Phoneutria fera
Ich lag mit Augen verwässernder Grippe im Bett, fühlte mich elend und war allein zu Hause. Nicht lange aber.
Es läutete unangenehm unangebracht an der Tür. Ich ächzte mich durch den Vorraum, der mir ausnehmend lang erschien, öffnete und war von da an nicht mehr allein, sondern in Gesellschaft eines offensichtlich nicht heimischen und auch nicht gerade anheimelnden Achtbeiners.

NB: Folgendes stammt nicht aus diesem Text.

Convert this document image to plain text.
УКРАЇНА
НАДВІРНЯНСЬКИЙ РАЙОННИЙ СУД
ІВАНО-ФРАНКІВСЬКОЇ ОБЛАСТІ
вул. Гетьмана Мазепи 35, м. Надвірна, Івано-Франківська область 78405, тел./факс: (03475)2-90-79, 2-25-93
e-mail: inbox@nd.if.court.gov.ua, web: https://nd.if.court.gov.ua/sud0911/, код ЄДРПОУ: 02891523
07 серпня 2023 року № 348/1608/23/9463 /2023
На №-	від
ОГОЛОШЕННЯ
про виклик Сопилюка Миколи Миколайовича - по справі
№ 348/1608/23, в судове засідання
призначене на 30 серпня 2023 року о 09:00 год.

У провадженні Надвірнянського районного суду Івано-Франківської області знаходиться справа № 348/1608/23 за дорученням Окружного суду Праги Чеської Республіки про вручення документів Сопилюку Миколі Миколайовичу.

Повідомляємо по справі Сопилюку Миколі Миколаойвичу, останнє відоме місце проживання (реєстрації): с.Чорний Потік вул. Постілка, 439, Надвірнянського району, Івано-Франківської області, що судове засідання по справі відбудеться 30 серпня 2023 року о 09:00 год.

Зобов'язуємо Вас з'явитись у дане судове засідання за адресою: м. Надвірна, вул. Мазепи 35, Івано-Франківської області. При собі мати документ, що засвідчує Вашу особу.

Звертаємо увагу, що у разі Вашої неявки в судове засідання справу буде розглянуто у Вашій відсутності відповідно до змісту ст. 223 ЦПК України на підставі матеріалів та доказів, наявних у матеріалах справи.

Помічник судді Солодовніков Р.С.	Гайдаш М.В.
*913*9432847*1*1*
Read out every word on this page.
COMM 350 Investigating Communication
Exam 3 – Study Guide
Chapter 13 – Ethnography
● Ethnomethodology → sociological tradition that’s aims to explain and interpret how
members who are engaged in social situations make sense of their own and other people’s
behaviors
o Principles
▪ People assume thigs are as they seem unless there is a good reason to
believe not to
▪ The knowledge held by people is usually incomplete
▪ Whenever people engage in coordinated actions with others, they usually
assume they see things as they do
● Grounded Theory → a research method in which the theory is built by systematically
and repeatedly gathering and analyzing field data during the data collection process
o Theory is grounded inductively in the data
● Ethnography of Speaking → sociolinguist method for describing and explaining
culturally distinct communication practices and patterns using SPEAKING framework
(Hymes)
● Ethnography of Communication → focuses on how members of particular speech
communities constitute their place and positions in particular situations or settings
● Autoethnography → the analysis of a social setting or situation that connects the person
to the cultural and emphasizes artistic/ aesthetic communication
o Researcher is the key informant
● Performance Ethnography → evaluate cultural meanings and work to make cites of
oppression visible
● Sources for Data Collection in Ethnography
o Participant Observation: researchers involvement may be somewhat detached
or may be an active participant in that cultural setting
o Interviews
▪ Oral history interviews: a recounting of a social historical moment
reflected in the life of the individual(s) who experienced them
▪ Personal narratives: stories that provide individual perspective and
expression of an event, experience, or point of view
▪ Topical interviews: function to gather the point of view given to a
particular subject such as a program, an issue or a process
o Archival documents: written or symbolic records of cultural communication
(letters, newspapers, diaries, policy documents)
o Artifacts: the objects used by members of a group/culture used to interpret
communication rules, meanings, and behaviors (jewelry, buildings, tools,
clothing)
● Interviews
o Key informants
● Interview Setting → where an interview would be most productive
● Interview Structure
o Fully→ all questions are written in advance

Wie es zu dieser eher ungewöhnlichen Abwechslung am Krankenbett kam, ist schnell erklärt. Der Inhaber eines Lebensmittelmarktes fand zu seinem Entsetzen beim Sortieren der Bananen ein klammes Spinnentier im Karton, betäubt, unterkühlt und daher ziemlich reglos. Da ich bekannt (um nicht zu sagen berüchtigt) dafür war, erstens Exoten ganz gut zu kennen und zweitens diese auch noch zu mögen, führte es den Kaufmann zu mir. Seine Erklärung war kurz. Er überreichte mir eine fragwürdig unstabile Schachtel und ich hatte das Gefühl, er konnte sich gar nicht schnell genug verabschieden, da er sogar auf einen Wunsch nach schneller Besserung verzichtete.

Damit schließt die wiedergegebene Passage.